France Cinema Part II

While other important directors such as M. Deville, A. Cavalier (rediscovered only after the success of his film Thérèse, 1986) and above all R. Ruiz (a Chilean who moved to France who is responsible for very personal works such as L’hypothèse du tableau volé, 1977, and La ville des pirates, La città dei pirati, 1983) continue with excellent results a career that began in the seventies, new young authors emerge. Among them A. Mnouchkine, from the theater, who in 1974 signed 1789, an adaptation of the play of the same name, and in 1978 a fervent Molière. Also B. Tavernier, considered an author of the restoration, anti Nouvelle Vague, dedicated to a classicist, elegant, academic and glossy cinema, made his debut in 1974 with a detective story based on G. Simenon, L’horloger de Saint-Paul (The watchmaker of Saint-Paul), achieving international success with La mort en direct (Death in direct, 1980), Une dimanche à la campaign (A Sunday in the countryside, 1984) and Round Midnight (Round Midnight – A midnight circa, 1986), followed by La passion Beatrice (Fourth commandment, 1987), La vie et rien d’autre (Life and nothing else, 1989), Daddy nostalgie (1990).

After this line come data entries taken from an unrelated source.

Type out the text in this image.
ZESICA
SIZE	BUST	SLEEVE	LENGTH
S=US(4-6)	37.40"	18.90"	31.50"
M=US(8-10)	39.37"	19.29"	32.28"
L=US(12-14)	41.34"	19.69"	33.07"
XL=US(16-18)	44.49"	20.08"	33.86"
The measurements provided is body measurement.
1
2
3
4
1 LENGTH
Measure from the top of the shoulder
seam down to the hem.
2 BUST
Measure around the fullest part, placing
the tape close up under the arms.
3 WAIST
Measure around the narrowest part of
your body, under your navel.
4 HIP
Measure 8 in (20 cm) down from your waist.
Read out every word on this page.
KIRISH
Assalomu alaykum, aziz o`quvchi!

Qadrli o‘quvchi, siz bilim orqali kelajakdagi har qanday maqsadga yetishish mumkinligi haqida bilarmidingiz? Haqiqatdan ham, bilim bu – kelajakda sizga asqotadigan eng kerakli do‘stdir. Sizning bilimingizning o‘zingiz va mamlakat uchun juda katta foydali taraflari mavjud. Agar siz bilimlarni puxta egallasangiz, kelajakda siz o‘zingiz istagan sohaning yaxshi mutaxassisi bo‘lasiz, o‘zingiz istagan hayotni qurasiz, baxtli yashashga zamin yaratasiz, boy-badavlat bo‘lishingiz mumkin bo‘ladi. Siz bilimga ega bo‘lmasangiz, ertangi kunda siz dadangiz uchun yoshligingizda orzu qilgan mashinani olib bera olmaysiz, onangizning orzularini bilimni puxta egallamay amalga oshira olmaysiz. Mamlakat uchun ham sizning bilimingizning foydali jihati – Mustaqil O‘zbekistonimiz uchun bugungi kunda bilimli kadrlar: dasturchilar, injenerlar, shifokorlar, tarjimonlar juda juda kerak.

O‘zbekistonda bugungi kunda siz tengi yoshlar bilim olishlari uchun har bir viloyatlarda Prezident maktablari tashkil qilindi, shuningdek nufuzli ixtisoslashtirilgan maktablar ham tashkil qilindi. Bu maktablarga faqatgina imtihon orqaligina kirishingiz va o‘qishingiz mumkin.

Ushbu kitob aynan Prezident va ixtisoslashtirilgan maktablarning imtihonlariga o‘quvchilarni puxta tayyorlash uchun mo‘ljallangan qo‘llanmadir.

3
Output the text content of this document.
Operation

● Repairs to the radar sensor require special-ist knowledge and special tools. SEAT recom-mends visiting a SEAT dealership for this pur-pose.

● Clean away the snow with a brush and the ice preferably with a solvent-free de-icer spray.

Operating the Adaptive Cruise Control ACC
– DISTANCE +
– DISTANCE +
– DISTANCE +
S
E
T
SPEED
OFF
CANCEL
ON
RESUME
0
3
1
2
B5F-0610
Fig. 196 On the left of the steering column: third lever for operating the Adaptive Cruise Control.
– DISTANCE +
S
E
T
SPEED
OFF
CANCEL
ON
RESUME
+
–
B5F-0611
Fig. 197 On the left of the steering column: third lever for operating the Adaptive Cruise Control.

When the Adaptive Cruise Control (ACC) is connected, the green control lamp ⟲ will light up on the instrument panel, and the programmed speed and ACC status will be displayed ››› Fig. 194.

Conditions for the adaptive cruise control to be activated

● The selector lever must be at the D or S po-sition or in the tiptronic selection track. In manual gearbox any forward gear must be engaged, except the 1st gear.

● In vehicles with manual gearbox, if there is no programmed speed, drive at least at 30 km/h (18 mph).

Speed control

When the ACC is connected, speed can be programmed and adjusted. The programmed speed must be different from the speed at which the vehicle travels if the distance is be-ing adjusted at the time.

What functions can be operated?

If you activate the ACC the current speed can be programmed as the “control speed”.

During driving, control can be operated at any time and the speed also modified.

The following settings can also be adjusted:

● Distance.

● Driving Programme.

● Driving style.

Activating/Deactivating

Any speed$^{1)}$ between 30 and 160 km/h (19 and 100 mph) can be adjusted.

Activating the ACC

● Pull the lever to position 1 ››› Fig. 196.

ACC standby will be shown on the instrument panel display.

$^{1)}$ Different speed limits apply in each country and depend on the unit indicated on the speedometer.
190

Epigones, followers or critical and uninhibited heirs of the Nouvelle Vague spirit appear instead A. Téchiné, P. Kané, J.-C. Biette, who come from the Cahiers du Cinéma, P. Zucca, J. Doillon and B. Jacquot, all characterized from a lively linguistic research. However, the seventies are marked by the triad Pialat-Eustache-Duras, exponents of a poor, difficult and experimental cinema.

Pialat made his first feature film in 1969, L’enfance nue, which takes up a theme, that of adolescence, particularly dear to the French tradition. With La gueule ouverte (1974) he tells a story of cancer showing his predilection, confirmed by the following titles, for lonely, marginalized, sick characters. Through a raw language, without patinations and elegance of manner, Pialat minimizes narrative structures by exhibiting the violence of emotions, the physicality of experiences, obsessions, psychological wounds. In the Eighties he achieved some success with Loulou (1980), A nos amours (Ai nostra amori, 1983) and Police (1985) in which he makes use of actors such as S. Bonnaire and G. Depardieu. In 1987 he won the Palme d’Or at the Cannes Film Festival with the controversial Sous le soleil de Satan, based on the novel of the same name by G. Bernanos, followed by Van Gogh (1991).

Eustache, who made his debut in the 1960s with his works on the cinéma-vérité line, signed La maman et la putain in 1973, Mes petites amoureuses in 1974 and Une sale histoire in 1977, appearing as one of the most original and solitary authors of the decade, linked to a ” behavioral ” cinema that adheres to the body and at the same time works on words, on the voice and on its excesses. He kills himself in 1981.

Research on words, writing and text is also at the center of the work of M. Duras, who through the dissociation between sound and image and the obsession with the off-screen voice (especially in India song, 1974, Le Camion, 1977), radically theorizes “the impossibility of shooting the film” by displaying the text as a “residue” of the cinematographic operation.

According to pharmacylib, the poverty of means typical of this cinema manages to transform itself into an aesthetic choice that characterizes a large part of the auteur production of the seventies and eighties. On this line moves P. Vecchiali, a director capable of interesting linguistic proposals and an original reinterpretation of the cinema of the Thirties and Forties. On the other hand, the low-cost author’s product constitutes the model of a film financed by the state with the Avance sur recette system. which establishes an advance on receipts that will not be returned if the subsidized film proves to be a commercial disaster. Thus directors such as P. Kast, Bresson, Rivette and others can continue to work only thanks to this governmental protection that favors intellectual, literary, reflective cinema. The same orientation is followed by television, increasingly present in co-productions and supporting on its own, especially through the INA (Institut National de l’Audiovisuel), of author projects involving directors such as Ruiz, Téchiné, Jacquot, Zucca, Kané.

With the eighties new figures of authors come to feed an already very varied panorama.